KONTEXT
In den Jahren 2001 und 2004 ereigneten sich in Köln zwei Bombenanschläge, die Teil der rassistischen Mord- und Anschlagsserie des neonazistischen Netzwerks »Nationalsozialistischer Untergrund« waren. Die Angriffe richteten sich gezielt gegen Menschen mit Migrationsgeschichte und führten zwischen 2000 und 2007 zu mindestens zehn Todesopfern.
Bis zu dessen sogenannten »Selbstenttarnung« 2011 wurden vor allem die Opfer der Gewalt selbst als Täter*innen stigmatisiert. Der Kampf für Aufklärung und Erinnern der Betroffenen dauert weiterhin an.
Bereits 2016 wurde der Entwurf des Künstlers Ulf Aminde für ein Mahnmal an der Keupstraße ausgewählt. Dessen Grundlage ist eine Betonplatte im gleichen Maß wie die Bodenplatte des Friseursalons, vor dem die Bombe detonierte.

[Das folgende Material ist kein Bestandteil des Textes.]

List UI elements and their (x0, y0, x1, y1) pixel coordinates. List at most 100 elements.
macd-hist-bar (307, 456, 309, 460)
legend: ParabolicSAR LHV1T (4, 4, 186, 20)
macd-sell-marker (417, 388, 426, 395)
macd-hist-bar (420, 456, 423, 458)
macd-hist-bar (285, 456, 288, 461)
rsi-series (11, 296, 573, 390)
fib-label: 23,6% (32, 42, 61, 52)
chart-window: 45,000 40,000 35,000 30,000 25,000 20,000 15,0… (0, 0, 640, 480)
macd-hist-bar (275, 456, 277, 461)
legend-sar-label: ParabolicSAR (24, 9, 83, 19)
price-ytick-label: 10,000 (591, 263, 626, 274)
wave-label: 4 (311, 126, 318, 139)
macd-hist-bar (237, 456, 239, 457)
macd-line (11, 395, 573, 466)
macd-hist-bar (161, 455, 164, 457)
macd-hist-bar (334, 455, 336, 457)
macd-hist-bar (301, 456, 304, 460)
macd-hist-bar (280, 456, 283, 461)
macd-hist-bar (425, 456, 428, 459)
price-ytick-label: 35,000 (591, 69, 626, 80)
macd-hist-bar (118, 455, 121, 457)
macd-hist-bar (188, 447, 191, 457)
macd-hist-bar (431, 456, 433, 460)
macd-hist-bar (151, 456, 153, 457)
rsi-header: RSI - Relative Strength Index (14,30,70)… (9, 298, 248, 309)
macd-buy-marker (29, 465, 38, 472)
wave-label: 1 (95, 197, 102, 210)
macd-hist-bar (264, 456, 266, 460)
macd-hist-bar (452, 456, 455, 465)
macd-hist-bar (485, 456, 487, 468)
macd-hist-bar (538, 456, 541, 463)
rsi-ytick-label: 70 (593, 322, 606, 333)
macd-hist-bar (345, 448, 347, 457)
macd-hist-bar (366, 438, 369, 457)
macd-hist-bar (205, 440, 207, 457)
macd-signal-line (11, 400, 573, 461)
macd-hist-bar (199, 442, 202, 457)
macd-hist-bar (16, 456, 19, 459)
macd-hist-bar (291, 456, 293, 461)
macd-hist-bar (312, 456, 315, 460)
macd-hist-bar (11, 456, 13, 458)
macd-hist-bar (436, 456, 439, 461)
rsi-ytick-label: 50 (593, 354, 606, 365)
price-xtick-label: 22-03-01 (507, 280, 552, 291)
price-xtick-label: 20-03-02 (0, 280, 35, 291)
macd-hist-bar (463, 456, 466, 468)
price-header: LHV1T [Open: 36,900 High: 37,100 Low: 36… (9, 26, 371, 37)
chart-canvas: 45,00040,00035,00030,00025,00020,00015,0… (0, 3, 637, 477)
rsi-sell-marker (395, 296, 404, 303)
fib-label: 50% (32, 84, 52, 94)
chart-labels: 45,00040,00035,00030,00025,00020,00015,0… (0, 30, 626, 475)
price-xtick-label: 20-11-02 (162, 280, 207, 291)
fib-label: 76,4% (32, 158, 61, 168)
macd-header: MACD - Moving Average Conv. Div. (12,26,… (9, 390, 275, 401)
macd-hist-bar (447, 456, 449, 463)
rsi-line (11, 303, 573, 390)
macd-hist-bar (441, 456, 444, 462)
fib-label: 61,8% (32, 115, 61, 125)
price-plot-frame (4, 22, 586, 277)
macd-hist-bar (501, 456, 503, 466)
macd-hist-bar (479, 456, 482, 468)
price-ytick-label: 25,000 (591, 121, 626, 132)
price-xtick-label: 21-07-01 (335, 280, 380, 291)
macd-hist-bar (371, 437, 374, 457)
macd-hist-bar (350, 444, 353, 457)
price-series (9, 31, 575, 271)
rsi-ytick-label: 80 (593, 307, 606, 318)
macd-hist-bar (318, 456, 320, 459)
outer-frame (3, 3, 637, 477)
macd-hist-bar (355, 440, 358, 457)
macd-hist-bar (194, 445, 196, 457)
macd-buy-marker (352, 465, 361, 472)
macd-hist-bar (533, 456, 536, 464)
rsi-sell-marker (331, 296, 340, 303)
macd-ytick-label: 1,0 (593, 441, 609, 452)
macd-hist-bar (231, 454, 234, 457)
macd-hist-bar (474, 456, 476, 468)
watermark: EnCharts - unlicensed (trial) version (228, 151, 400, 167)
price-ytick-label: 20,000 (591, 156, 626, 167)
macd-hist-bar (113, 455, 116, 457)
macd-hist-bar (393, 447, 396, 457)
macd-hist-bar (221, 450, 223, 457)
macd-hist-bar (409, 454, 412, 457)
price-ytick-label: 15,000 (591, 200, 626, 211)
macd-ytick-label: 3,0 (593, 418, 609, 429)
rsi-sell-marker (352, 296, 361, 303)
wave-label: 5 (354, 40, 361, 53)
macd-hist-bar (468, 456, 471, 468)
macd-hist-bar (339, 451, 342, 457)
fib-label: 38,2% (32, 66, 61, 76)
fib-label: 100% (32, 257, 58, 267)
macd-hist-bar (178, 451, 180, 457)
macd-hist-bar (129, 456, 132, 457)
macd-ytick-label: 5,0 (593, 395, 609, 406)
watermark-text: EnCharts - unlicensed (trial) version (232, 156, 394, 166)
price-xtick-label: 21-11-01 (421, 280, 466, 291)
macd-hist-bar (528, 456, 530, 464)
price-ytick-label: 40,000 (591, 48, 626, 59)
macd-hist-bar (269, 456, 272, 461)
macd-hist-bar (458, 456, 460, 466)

Dieses Fundament wird erweitert durch eine Augmented Reality Installation, welche in (überwiegend) filmischen Arbeiten sowohl die Perspektive der Betroffenen im Rahmen von Interviews aufzeigt, als auch Raum für solidarische, künstlerische und aktivistische Beiträge bietet. Dieses wachsende Medienarchiv wird ergänzend zur Installation vor Ort auch auf einer Website gebündelt werden.

PROJEKT
In der Kooperation mit Ulf Aminde und im Austausch mit der Initiative in Köln haben wir im letzten Jahr Werkzeuge und Methoden erprobt, mit denen die Menschen vor Ort ihr situiertes Wissen archivieren können, das die Grundlage für den Erinnerungsort bildet. Die ständige Aushandlung von Positionierung, also das kritische Hinterfragen der eigenen Rolle ist dabei essenzieller Bestandteil der Zusammenarbeit.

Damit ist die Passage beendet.